PINNs for solving unsteady Maxwell’s equations: convergence issues and comparative assessment with compact schemes

Physics-Informed Neural Networks (PINNs) have recently gained prominence as a mesh-free, physics-integrated framework for solving partial differential equations. In this work, we evaluate the capabilities of PINNs in solving unsteady Maxwell’s equations, benchmarking their performance against two established numerical schemes: the finite-difference time-domain method and a compact Padé scheme. The investigation spans three canonical test cases, involving one-dimensional free-space wave propagation and two-dimensional Gaussian pulse evolution in both periodic and dielectric media.

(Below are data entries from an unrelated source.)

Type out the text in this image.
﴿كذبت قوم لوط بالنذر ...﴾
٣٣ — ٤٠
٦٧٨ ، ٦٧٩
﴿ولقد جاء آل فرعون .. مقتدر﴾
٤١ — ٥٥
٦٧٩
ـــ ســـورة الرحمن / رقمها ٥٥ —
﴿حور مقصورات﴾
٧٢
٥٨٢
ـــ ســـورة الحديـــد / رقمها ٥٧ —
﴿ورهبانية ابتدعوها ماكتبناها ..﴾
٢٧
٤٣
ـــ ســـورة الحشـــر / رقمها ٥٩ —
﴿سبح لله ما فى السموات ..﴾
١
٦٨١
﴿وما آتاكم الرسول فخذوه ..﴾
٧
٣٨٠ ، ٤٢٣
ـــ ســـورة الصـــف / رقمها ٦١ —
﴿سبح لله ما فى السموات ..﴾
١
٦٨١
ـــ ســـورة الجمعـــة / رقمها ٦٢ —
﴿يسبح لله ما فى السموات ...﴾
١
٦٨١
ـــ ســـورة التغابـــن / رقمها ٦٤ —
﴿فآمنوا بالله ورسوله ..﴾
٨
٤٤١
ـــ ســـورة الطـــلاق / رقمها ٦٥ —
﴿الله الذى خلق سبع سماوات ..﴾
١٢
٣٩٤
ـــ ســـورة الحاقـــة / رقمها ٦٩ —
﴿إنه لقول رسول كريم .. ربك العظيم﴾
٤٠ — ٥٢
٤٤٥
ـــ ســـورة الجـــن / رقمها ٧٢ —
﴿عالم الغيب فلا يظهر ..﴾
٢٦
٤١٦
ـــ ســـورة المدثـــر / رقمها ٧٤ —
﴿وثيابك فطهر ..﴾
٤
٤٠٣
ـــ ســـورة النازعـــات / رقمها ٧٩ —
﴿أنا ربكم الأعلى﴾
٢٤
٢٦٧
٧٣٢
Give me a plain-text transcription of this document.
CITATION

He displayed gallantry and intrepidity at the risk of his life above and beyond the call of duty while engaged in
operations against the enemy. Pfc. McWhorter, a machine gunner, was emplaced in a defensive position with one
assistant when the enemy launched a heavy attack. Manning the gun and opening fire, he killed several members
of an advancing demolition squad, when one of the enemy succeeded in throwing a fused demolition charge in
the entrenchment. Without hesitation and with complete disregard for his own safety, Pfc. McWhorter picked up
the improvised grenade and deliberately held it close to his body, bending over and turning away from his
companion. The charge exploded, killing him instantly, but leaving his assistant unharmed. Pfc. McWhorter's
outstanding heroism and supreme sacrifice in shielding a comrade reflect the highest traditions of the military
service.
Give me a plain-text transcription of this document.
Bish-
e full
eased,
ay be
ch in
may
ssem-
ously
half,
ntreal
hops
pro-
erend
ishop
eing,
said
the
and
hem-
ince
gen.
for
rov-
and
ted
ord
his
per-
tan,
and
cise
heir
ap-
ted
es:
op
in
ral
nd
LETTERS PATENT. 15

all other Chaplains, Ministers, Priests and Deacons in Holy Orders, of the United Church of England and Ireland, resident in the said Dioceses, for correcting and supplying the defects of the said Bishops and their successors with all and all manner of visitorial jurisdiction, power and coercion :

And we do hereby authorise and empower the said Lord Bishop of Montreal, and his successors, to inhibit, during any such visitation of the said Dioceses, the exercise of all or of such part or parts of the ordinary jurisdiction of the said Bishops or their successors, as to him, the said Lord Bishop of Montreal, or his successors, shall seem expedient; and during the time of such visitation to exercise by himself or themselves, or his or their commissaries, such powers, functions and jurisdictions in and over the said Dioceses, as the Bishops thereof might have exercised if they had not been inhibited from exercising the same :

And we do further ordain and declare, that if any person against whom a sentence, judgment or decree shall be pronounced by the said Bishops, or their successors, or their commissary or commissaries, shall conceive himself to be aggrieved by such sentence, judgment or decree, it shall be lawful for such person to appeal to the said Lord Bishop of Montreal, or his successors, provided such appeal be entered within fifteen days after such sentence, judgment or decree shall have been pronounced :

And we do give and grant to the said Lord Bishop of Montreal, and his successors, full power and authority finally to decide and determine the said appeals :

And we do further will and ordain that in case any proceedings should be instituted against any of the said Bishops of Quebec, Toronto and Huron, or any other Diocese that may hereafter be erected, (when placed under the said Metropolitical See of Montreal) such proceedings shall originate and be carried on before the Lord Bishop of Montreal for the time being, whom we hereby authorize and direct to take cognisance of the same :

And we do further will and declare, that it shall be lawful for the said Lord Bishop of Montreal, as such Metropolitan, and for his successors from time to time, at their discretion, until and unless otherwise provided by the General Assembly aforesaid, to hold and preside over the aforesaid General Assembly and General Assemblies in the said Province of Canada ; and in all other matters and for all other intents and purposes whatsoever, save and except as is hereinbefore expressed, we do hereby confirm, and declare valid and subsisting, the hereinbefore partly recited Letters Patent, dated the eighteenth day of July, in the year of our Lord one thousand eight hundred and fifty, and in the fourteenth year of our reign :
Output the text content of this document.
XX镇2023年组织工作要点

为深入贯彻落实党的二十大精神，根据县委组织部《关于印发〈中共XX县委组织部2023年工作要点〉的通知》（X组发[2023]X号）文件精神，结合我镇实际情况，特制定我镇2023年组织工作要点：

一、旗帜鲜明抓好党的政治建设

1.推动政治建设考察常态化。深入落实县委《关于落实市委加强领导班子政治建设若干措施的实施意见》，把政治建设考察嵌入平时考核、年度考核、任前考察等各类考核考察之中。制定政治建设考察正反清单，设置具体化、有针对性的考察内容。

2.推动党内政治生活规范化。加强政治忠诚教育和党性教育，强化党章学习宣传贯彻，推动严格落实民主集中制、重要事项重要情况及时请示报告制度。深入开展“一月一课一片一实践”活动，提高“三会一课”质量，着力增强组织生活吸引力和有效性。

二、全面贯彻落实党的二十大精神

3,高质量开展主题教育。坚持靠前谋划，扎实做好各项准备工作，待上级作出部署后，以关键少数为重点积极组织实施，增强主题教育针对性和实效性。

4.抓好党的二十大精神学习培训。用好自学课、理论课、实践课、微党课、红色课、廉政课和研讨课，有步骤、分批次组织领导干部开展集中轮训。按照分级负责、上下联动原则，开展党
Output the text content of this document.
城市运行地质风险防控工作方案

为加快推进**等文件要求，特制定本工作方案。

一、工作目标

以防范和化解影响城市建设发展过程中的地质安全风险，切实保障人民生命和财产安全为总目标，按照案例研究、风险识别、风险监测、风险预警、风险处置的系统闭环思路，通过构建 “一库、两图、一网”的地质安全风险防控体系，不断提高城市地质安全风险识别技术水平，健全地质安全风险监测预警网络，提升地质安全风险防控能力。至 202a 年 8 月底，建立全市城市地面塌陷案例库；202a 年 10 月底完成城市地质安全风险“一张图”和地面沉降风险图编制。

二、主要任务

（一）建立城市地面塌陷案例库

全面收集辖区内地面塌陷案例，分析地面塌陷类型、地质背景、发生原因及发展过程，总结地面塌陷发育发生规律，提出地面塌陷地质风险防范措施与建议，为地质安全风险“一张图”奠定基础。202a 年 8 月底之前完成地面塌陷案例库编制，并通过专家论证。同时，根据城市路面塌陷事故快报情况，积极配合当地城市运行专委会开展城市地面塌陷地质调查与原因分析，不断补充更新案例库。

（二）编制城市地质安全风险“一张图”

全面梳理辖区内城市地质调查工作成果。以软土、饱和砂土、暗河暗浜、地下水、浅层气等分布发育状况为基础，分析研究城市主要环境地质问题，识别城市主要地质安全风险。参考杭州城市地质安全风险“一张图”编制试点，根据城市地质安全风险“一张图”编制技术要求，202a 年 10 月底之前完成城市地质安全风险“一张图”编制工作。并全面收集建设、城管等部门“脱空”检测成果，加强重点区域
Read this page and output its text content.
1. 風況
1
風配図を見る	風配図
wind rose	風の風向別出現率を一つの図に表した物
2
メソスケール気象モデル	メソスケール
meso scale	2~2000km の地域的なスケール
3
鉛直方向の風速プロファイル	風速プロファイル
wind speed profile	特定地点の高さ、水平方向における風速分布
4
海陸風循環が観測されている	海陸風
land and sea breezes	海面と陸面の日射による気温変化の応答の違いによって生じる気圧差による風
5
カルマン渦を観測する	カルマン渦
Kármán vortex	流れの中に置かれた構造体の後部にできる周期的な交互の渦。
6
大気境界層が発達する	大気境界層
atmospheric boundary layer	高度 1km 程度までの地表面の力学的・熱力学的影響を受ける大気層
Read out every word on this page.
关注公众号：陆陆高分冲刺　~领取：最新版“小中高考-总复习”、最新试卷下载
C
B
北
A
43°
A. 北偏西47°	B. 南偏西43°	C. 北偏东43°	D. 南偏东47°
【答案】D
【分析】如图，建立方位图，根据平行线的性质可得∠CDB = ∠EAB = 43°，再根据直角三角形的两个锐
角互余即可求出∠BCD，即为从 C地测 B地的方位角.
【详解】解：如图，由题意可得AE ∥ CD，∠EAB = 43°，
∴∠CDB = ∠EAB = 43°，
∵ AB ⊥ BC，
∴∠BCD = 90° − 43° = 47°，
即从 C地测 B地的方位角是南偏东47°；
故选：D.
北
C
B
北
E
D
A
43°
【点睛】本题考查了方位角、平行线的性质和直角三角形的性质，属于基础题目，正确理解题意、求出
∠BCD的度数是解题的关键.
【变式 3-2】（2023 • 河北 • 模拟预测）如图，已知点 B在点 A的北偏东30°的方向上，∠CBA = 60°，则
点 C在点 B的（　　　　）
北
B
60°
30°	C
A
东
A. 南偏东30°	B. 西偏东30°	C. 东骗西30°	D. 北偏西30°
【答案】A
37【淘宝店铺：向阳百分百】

The convergence enhancement strategies including random Fourier feature embeddings, spatio-temporal periodicity enforcement, and temporal causality constraints are assessed systematically through ablation study. The results suggest that architectural design choices must be closely aligned with the governing physics to ensure stable and accurate convergence. Using Neural Tangent Kernel analysis, the intrinsic “uneven learning” behavior of PINNs is uncovered. It was observed that PINNs can fail to prioritize regions with high error, instead converging more rapidly where the loss is already small, contrary to effective optimization principles. Overall, this study demonstrates that PINNs, with appropriate architecture, can match or surpass numerical solvers in accuracy and flexibility. However, challenges remain in addressing spatial inhomogeneity of convergence rate (uneven learning), adapting training to localized high-gradient features, and computational cost.